By default, any node that knows your group's API key can register itself. For development and internal use, that is convenient. For production deployments where third parties install nodes, it is a security risk.
Protected Groups solve this. When you enable protection on a group, new nodes can only register using a one-time install key. Each key works exactly once. After a node uses it to register, the key is consumed and cannot be reused. If someone intercepts or shares the key, it is worthless — it has already been used.
The Workflow
The process is straightforward:
- You generate a one-time install key in the dashboard
- You send the install command (containing the key) to whoever needs to deploy the node — a field technician, a customer, a partner
- They run the command — one line in a terminal or PowerShell
- The node registers, the key expires
- You see the new node appear in your dashboard
Scenario: Customer Self-Installation
You sell a service that requires a node at each customer's location. Traditionally, this means either shipping pre-configured hardware (expensive, slow) or sending a technician to install software (even more expensive).
With protected groups and one-time install keys, you generate a unique install link for each customer. You email them the link with simple instructions: "Paste this into a terminal on any Linux machine with Docker, or into PowerShell on Windows." The customer runs the command. The node joins your fleet.
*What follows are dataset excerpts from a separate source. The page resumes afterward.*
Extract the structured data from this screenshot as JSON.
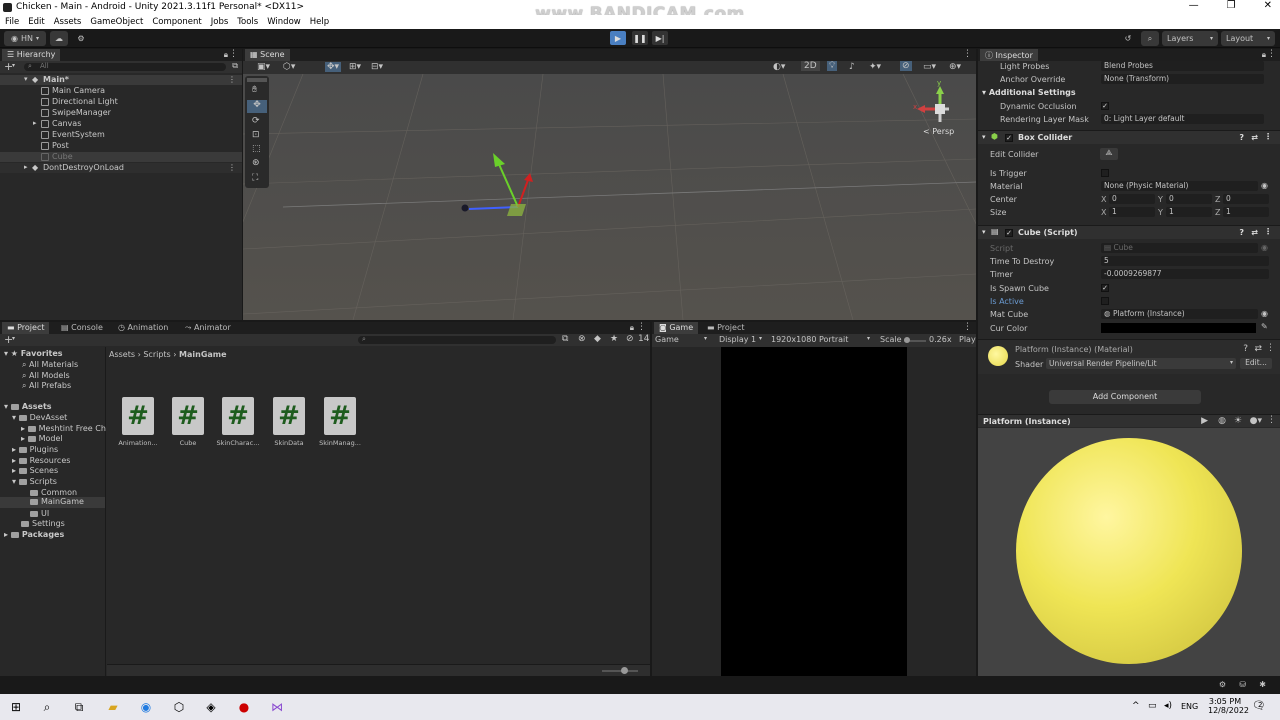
{
  "window": {
    "title": "Chicken - Main - Android - Unity 2021.3.11f1 Personal* <DX11>",
    "controls": [
      "—",
      "❐",
      "✕"
    ]
  },
  "watermark": "www.BANDICAM.com",
  "menu": [
    "File",
    "Edit",
    "Assets",
    "GameObject",
    "Component",
    "Jobs",
    "Tools",
    "Window",
    "Help"
  ],
  "toolbar": {
    "account": "HN",
    "layers": "Layers",
    "layout": "Layout"
  },
  "hierarchy": {
    "tab": "Hierarchy",
    "search_placeholder": "All",
    "scene": "Main*",
    "items": [
      "Main Camera",
      "Directional Light",
      "SwipeManager",
      "Canvas",
      "EventSystem",
      "Post",
      "Cube"
    ],
    "dont_destroy": "DontDestroyOnLoad"
  },
  "scene": {
    "tab": "Scene",
    "mode_2d": "2D",
    "persp": "Persp",
    "gizmo_x": "x",
    "gizmo_y": "y"
  },
  "inspector": {
    "tab": "Inspector",
    "rows_top": [
      {
        "label": "Light Probes",
        "value": "Blend Probes"
      },
      {
        "label": "Anchor Override",
        "value": "None (Transform)"
      }
    ],
    "additional_settings": "Additional Settings",
    "dynamic_occlusion": "Dynamic Occlusion",
    "rendering_layer_mask": {
      "label": "Rendering Layer Mask",
      "value": "0: Light Layer default"
    },
    "box_collider": {
      "title": "Box Collider",
      "edit_collider": "Edit Collider",
      "is_trigger": "Is Trigger",
      "material": {
        "label": "Material",
        "value": "None (Physic Material)"
      },
      "center": {
        "label": "Center",
        "x": "0",
        "y": "0",
        "z": "0"
      },
      "size": {
        "label": "Size",
        "x": "1",
        "y": "1",
        "z": "1"
      }
    },
    "cube_script": {
      "title": "Cube (Script)",
      "script": {
        "label": "Script",
        "value": "Cube"
      },
      "time_to_destroy": {
        "label": "Time To Destroy",
        "value": "5"
      },
      "timer": {
        "label": "Timer",
        "value": "-0.0009269877"
      },
      "is_spawn_cube": "Is Spawn Cube",
      "is_active": "Is Active",
      "mat_cube": {
        "label": "Mat Cube",
        "value": "Platform (Instance)"
      },
      "cur_color": "Cur Color"
    },
    "material": {
      "title": "Platform (Instance) (Material)",
      "shader_label": "Shader",
      "shader_value": "Universal Render Pipeline/Lit",
      "edit": "Edit..."
    },
    "add_component": "Add Component",
    "preview_title": "Platform (Instance)",
    "preview_color": "#efe555"
  },
  "project": {
    "tabs": [
      "Project",
      "Console",
      "Animation",
      "Animator"
    ],
    "count": "14",
    "breadcrumb": [
      "Assets",
      "Scripts",
      "MainGame"
    ],
    "favorites": {
      "title": "Favorites",
      "items": [
        "All Materials",
        "All Models",
        "All Prefabs"
      ]
    },
    "assets_tree": {
      "title": "Assets",
      "items": [
        "DevAsset",
        "Meshtint Free Ch",
        "Model",
        "Plugins",
        "Resources",
        "Scenes",
        "Scripts",
        "Common",
        "MainGame",
        "UI",
        "Settings"
      ],
      "packages": "Packages"
    },
    "files": [
      "Animation...",
      "Cube",
      "SkinCharac...",
      "SkinData",
      "SkinManag..."
    ]
  },
  "game": {
    "tabs": [
      "Game",
      "Project"
    ],
    "mode": "Game",
    "display": "Display 1",
    "resolution": "1920x1080 Portrait",
    "scale_label": "Scale",
    "scale_value": "0.26x",
    "play": "Play"
  },
  "taskbar": {
    "lang": "ENG",
    "time": "3:05 PM",
    "date": "12/8/2022",
    "notifications": "2"
  }
}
The key is consumed.
The customer does not need technical expertise. They do not need to know what Docker is or how tunneling works. They paste one line, and the node is online. You see it in your dashboard within two minutes.
If a customer shares their install link with someone else — accidentally or intentionally — it does not matter. The key is already used. No unauthorized device can join your group.
Preventing Unauthorized Registration
Without a valid one-time key, no device can join a protected group — even if someone knows your API endpoint or subdomain. Every node in a protected group was explicitly authorized by you.
For businesses that resell connectivity or deploy nodes at customer locations, protected groups are essential. They give you control over who joins your fleet while keeping the installation process simple enough for anyone to execute. One command, one key, one node.